After you have read this story, answer the question sheet by clicking on the 'Time to Work' icon at the top of the page.
1 Henry VIII
This text comes from my textbook for Hodder and Stoughton (2000), written for less-able readers. It summarises the reign in a few lines.
Henry VIII Henry became king in 1509. He wanted to be a great and memorable king.
He built 50 warships – in 1512 the biggest warship, called the Great Harry, was built. In 1513, the English army crushed the Scots army at Flodden. Also in 1513, Henry went to fight in France, but he could not defeat the French army.
1520, Henry met the King of France. Henry wanted to look good.
In 1533, Henry said that HE was the Head of the Church in England. And in 1536, he used his new power to close the monasteries down, and took their land and money.
But Henry 'dipped his hand in blood'. In 1536, he hanged hundreds of people who protested about the monasteries. In 1536, his second wife, Anne Boleyn, had her head chopped off because she could not have a son, and in 1542 he executed his fifth wife, Catherine Howard, when she slept with other men.
Henry VIII became the richest king in the world and he made England very powerful. In 1536 Wales became part of England. And in 1541 Henry made himself King of Ireland.
People did as the king said – because they were afraid of him, or because they loved him. In 1537, Jane Seymour, Henry's third wife, gave him a son. And when Henry died in 1547, NO ONE rebelled when the new king Edward VI came to the throne, even though he was only a nine-year-old boy.

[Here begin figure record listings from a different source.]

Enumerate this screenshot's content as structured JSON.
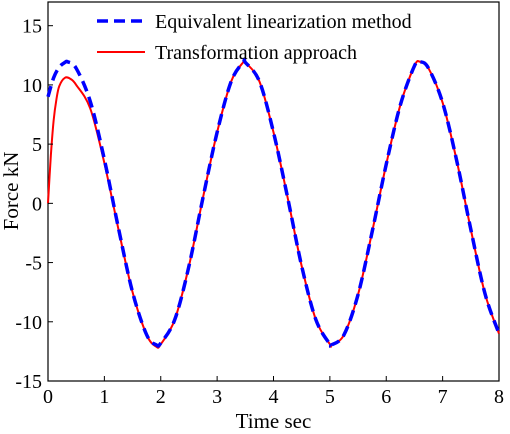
{
  "chart_data": {
    "type": "line",
    "title": "",
    "xlabel": "Time sec",
    "ylabel": "Force  kN",
    "xlim": [
      0,
      8
    ],
    "ylim": [
      -15,
      17
    ],
    "xticks": [
      0,
      1,
      2,
      3,
      4,
      5,
      6,
      7,
      8
    ],
    "yticks": [
      -15,
      -10,
      -5,
      0,
      5,
      10,
      15
    ],
    "grid": false,
    "legend_position": "top-center",
    "series": [
      {
        "name": "Equivalent linearization method",
        "color": "#0000ff",
        "style": "dashed",
        "x": [
          0,
          0.1,
          0.2,
          0.3,
          0.35,
          0.5,
          0.75,
          1.0,
          1.25,
          1.5,
          1.75,
          1.92,
          2.0,
          2.25,
          2.5,
          2.75,
          3.0,
          3.25,
          3.47,
          3.5,
          3.75,
          4.0,
          4.25,
          4.5,
          4.75,
          5.0,
          5.03,
          5.25,
          5.5,
          5.75,
          6.0,
          6.25,
          6.5,
          6.6,
          6.75,
          7.0,
          7.25,
          7.5,
          7.75,
          8.0
        ],
        "y": [
          9.0,
          10.6,
          11.5,
          11.9,
          11.95,
          11.4,
          8.6,
          3.7,
          -2.1,
          -7.5,
          -11.1,
          -11.95,
          -11.8,
          -9.8,
          -5.3,
          0.5,
          6.0,
          10.3,
          11.95,
          11.9,
          10.3,
          6.0,
          0.5,
          -5.3,
          -9.8,
          -11.9,
          -11.95,
          -11.1,
          -7.7,
          -2.4,
          3.3,
          8.3,
          11.6,
          11.95,
          11.4,
          8.5,
          3.6,
          -2.2,
          -7.6,
          -11.0
        ]
      },
      {
        "name": "Transformation approach",
        "color": "#ff0000",
        "style": "solid",
        "x": [
          0,
          0.05,
          0.1,
          0.15,
          0.2,
          0.3,
          0.4,
          0.5,
          0.75,
          1.0,
          1.25,
          1.5,
          1.75,
          1.92,
          2.0,
          2.25,
          2.5,
          2.75,
          3.0,
          3.25,
          3.47,
          3.5,
          3.75,
          4.0,
          4.25,
          4.5,
          4.75,
          5.0,
          5.03,
          5.25,
          5.5,
          5.75,
          6.0,
          6.25,
          6.5,
          6.6,
          6.75,
          7.0,
          7.25,
          7.5,
          7.75,
          8.0
        ],
        "y": [
          0,
          4.0,
          7.0,
          8.8,
          9.9,
          10.6,
          10.5,
          10.0,
          8.0,
          3.4,
          -2.2,
          -7.5,
          -11.1,
          -12.1,
          -11.9,
          -9.8,
          -5.3,
          0.5,
          6.0,
          10.3,
          11.95,
          11.9,
          10.3,
          6.0,
          0.5,
          -5.3,
          -9.8,
          -11.9,
          -11.95,
          -11.1,
          -7.7,
          -2.4,
          3.3,
          8.3,
          11.6,
          11.95,
          11.4,
          8.5,
          3.6,
          -2.2,
          -7.6,
          -11.0
        ]
      }
    ]
  }
}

'A wonderful man,' wrote the French ambassador.
2 Henry VIII - an assessment
This opinion of Henry VIII was written in a modern school history textbook.
Henry wanted to be known to history as 'Henry the Great'. He wanted to be loved.
But when he died he was a fat, sick, murderous old man, hated by his people.
3 Henry VIII's Power
Henry VIII did not control the whole of the British Isles. He did not even fully control the whole of England! Henry VIII united Wales and England in 1536.
But it was not until 1707 that an Act of Union combined Scotland and England into what was called the 'United Kingdom', and Ireland did not become part of the United Kingdom until 1801.